There are also sufficient facts to establish reasonable cause to believe both that the defendant caused the complainant's injury and that he did not do so accidentally. The officer heard the defendant and the complainant shouting, heard items breaking and, when he entered the apartment saw indentations in the wall that could reasonably be attributed to the items the officer heard being broken. In addition, the complainant was in the same room where the officer saw the indentations, and there was blood on the floor of that room. Only the complainant was injured, the officer had heard her screaming before he entered, and she was in an extremely agitated emotional state. These facts together reasonably overcome the possibility that the complainant injured herself. Finally, the defendant admitted that he and the complainant had had a “disagreement.” This, when added to the other available facts, reasonably overcomes the possibility that the defendant injured the complainant accidentally. To be sure, these facts do not entirely eliminate the possibilities that the defendant accidentally injured the complainant, that a third party caused her injuries or that she injured herself, but that is not the test. These facts make the defendant's criminal culpability more likely than these other theories, even if only to the very small but sufficient degree necessary to establish reasonable cause.

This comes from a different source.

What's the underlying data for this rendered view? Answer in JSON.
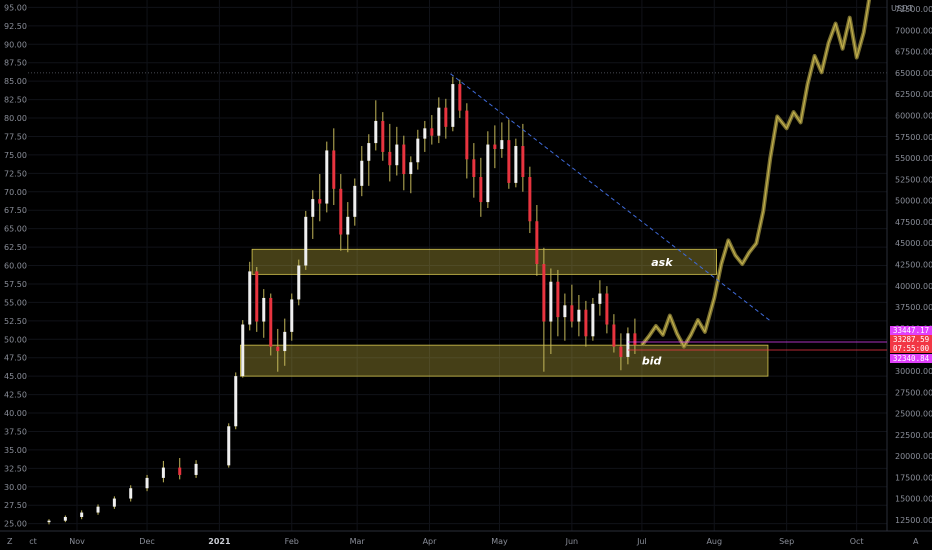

Finally, the Court notes that these facts distinguish this case from People v. W.J., 27 Misc.3d 1212(A), 910 N.Y.S.2d 407 (Crim Ct New York County). There, a police officer outside an apartment heard yelling and screaming, which grew louder as he approached. When he entered, only the defendant and the complainant were present. There was blood on the complainant's shirt and bleeding lacerations on the complainant's face. The court there found that there were no facts that would establish “any actus reus committed by the defendant that would have caused the injuries of the complainant.” The court accordingly dismissed the information as facially insufficient. “While it is interesting to circumstantially analyze the allegations of blood on the complainant's shirt and face, the allegations of blood alone cannot compensate for the complete lack of allegations to establish” a criminal assault.
Here, by contrast, the additional facts pled in the Information, discussed above, permit a reasonable inference that the defendant either recklessly or intentionally caused the complainant's injuries during their “disagreement,” and lead to the conclusion that this inference is more likely, even if only slightly, then the other, exculpatory, inferences that might be drawn. Accordingly, since the Information in fact establishes reasonable cause, it is facially sufficient.
D. Conclusion
The Information is facially sufficient as to both counts. The motion to dismiss is accordingly denied.
III. Conclusion
For the foregoing reasons, defendant's motion to dismiss is denied.
This constitutes the Decision and Order of the Court.